On the outskirts of Bastia, take a walk up the hill behind the town to the two old forts, Fort Starforello and Fort Lacroix.
Where to stay
Hotel des Gouverneurs
26-room boutique hotel with a wellness centre, housed in the ex-governor’s home, 500m walk from the town centre and old port.
Hotel Central Bastia
Small, charming and a more budget-sensitive option in a great location, close to the historic centre. There are 26 rooms and 7 suites, with an inner courtyard.
Best Western Bastia
Modest, functional and comfortable rooms. Well-placed for anyone arriving or departing Bastia by ferry.
Where to eat
At 12 rue St.Michel, Chez Vincent is best-known for its pizzas and its terrace views of the port. There’s also the option of steak and mussels. Head for sister restaurant Petit Vincent (1 rue du Dragon) lower down the Citadel slope for more fishy options.
Feast on lobster tortellini and grilled John Dory straight off the boat at this fine dining restaurant, overlooking the sea at Erbalunga (20222 Brando - around 20 minutes by car from Bastia).
6 Rue Sainte-Croix. French and Mediterranean cuisines, fab fish and seafood and with great views and friendly service. Very close to the Hotel des Gouverneurs.
2 bis Rue du Chanoine Colombani. Established in 1937, Raugi is the place to go in Bastia for traditional Corsican flavoured ice-cream, including mandarin, fig and sweet myrtle.
What to order
Bastia’s coastal location means that seafood, and particularly mussels, dominate, generally washed down with a glass of crisp Corsican white wine. A traditional first course is sturzapreti, large gnocchi-like dumplings made of seasoned spinach or chard, rolled into balls with brocciu cheese and baked. However, a strong mountain influence is still evident on the coast, with wild boar, charcuterie and meaty stews flavoured with forest herbs appearing on some menus and chestnut-rich cakes.

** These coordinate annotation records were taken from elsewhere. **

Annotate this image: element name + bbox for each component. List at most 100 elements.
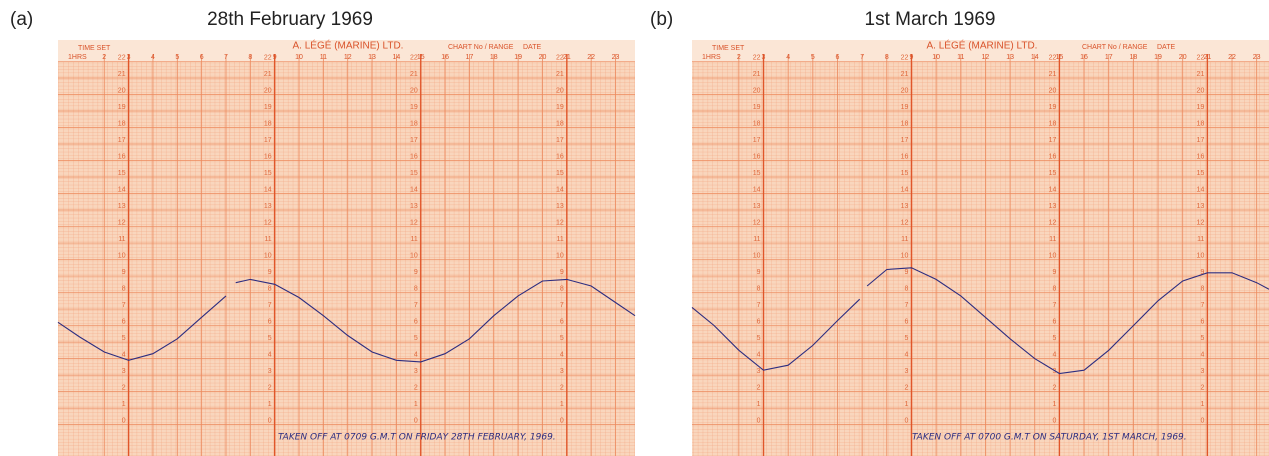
y-tick-label: 13: [1049, 203, 1057, 210]
tide-trace: [691, 267, 1269, 375]
y-tick-label: 6: [905, 318, 909, 325]
y-tick-label: 12: [118, 219, 126, 226]
y-tick-label: 18: [1049, 120, 1057, 127]
y-tick-label: 1: [757, 401, 761, 408]
y-tick-label: 22: [1197, 54, 1205, 61]
y-tick-label: 6: [268, 318, 272, 325]
y-tick-label: 18: [901, 120, 909, 127]
y-tick-label: 8: [560, 285, 564, 292]
y-tick-label: 16: [556, 153, 564, 160]
chart-range-label: CHART No / RANGE: [1082, 44, 1148, 51]
y-tick-label: 15: [1049, 170, 1057, 177]
y-tick-label: 14: [901, 186, 909, 193]
y-tick-label: 11: [264, 236, 271, 243]
y-tick-label: 3: [414, 368, 418, 375]
x-tick-label: 18: [1129, 54, 1137, 61]
y-tick-label: 2: [1200, 384, 1204, 391]
y-tick-label: 12: [410, 219, 418, 226]
chart-range-label: CHART No / RANGE: [448, 44, 514, 51]
x-tick-label: 5: [175, 54, 179, 61]
y-tick-label: 22: [753, 54, 761, 61]
y-tick-label: 2: [122, 384, 126, 391]
y-tick-label: 10: [264, 252, 272, 259]
y-tick-label: 15: [410, 170, 418, 177]
y-tick-label: 15: [901, 170, 909, 177]
y-tick-label: 12: [901, 219, 909, 226]
y-tick-label: 0: [560, 417, 564, 424]
y-tick-label: 20: [556, 87, 564, 94]
y-tick-label: 15: [118, 170, 126, 177]
y-tick-label: 21: [753, 71, 761, 78]
y-tick-label: 12: [556, 219, 564, 226]
y-tick-label: 17: [1197, 137, 1205, 144]
y-tick-label: 12: [753, 219, 761, 226]
x-tick-label: 22: [1228, 54, 1236, 61]
y-tick-label: 1: [905, 401, 909, 408]
y-tick-label: 20: [901, 87, 909, 94]
y-tick-label: 17: [753, 137, 761, 144]
x-tick-label: 20: [1179, 54, 1187, 61]
x-tick-label: 17: [466, 54, 474, 61]
y-tick-label: 8: [268, 285, 272, 292]
x-tick-label: 9: [910, 54, 914, 61]
y-tick-label: 22: [118, 54, 126, 61]
panel-label: (b): [650, 9, 673, 30]
x-tick-label: 8: [248, 54, 252, 61]
x-tick-label: 19: [514, 54, 522, 61]
annotation: TAKEN OFF AT 0709 G.M.T ON FRIDAY 28TH F…: [278, 433, 556, 443]
y-tick-label: 13: [1197, 203, 1205, 210]
y-tick-label: 4: [560, 351, 564, 358]
x-tick-label: 11: [320, 54, 327, 61]
y-tick-label: 22: [901, 54, 909, 61]
y-tick-label: 18: [1197, 120, 1205, 127]
y-tick-label: 16: [753, 153, 761, 160]
x-tick-label: 23: [1253, 54, 1261, 61]
y-tick-label: 10: [1197, 252, 1205, 259]
x-tick-label: 4: [151, 54, 155, 61]
y-tick-label: 21: [118, 71, 126, 78]
x-tick-label: 11: [957, 54, 964, 61]
y-tick-label: 16: [901, 153, 909, 160]
y-tick-label: 22: [1049, 54, 1057, 61]
y-tick-label: 8: [1052, 285, 1056, 292]
y-tick-label: 16: [118, 153, 126, 160]
x-tick-label: 7: [224, 54, 228, 61]
y-tick-label: 6: [757, 318, 761, 325]
y-tick-label: 9: [1200, 269, 1204, 276]
y-tick-label: 13: [901, 203, 909, 210]
y-tick-label: 19: [1197, 104, 1205, 111]
y-tick-label: 20: [753, 87, 761, 94]
y-tick-label: 19: [264, 104, 272, 111]
y-tick-label: 7: [1052, 302, 1056, 309]
y-tick-label: 4: [1052, 351, 1056, 358]
y-tick-label: 19: [118, 104, 126, 111]
y-tick-label: 8: [122, 285, 126, 292]
x-tick-label: 9: [273, 54, 277, 61]
y-tick-label: 5: [560, 335, 564, 342]
y-tick-label: 9: [414, 269, 418, 276]
y-tick-label: 21: [1049, 71, 1057, 78]
date-label: DATE: [1157, 44, 1175, 51]
x-tick-label: 12: [344, 54, 352, 61]
y-tick-label: 15: [264, 170, 272, 177]
y-tick-label: 9: [122, 269, 126, 276]
y-tick-label: 19: [901, 104, 909, 111]
x-tick-label: 13: [1006, 54, 1014, 61]
x-tick-label: 8: [885, 54, 889, 61]
y-tick-label: 6: [1052, 318, 1056, 325]
y-tick-label: 2: [268, 384, 272, 391]
time-set-label: TIME SET: [712, 45, 745, 52]
y-tick-label: 4: [122, 351, 126, 358]
y-tick-label: 10: [556, 252, 564, 259]
y-tick-label: 0: [1200, 417, 1204, 424]
x-tick-label: 2: [102, 54, 106, 61]
y-tick-label: 0: [757, 417, 761, 424]
y-tick-label: 3: [1200, 368, 1204, 375]
x-tick-label: 14: [393, 54, 401, 61]
x-tick-label: 6: [836, 54, 840, 61]
x-tick-label: 15: [1056, 54, 1064, 61]
y-tick-label: 17: [556, 137, 564, 144]
y-tick-label: 4: [757, 351, 761, 358]
y-tick-label: 19: [1049, 104, 1057, 111]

Start your evening with a pale golden amber Cap Corse aperitif, a bittersweet wine infused with fruits and spices, produced in Bastia. Happily, Patrimonio, to the west of Bastia, is one of the most active wine producing areas of the island. Wines are from the traditional grape varieties – Vermentino for the whites and Nielluccio for the reds and rosés.
By air: International flights are available from many European capital cities to Bastia Poretta airport which is around 16km south of Bastia city centre.
By sea: This remains the most popular option, with ferries to and from Bastia from the French and Italian coast. Destinations include Toulon and Nice in France, and Genoa, Livorno, Piombino and Savona in Italy.
Travel across Corsica by train is popular. The Bastia-Ajaccio rail journey (U Trinighellu), across the mountains via Corte, is renowned for its dramatic scenery.
If you are making plans for wider Europe then www.raileurope-world.com is a useful site. Another highly recommended train travel website is Seat 61.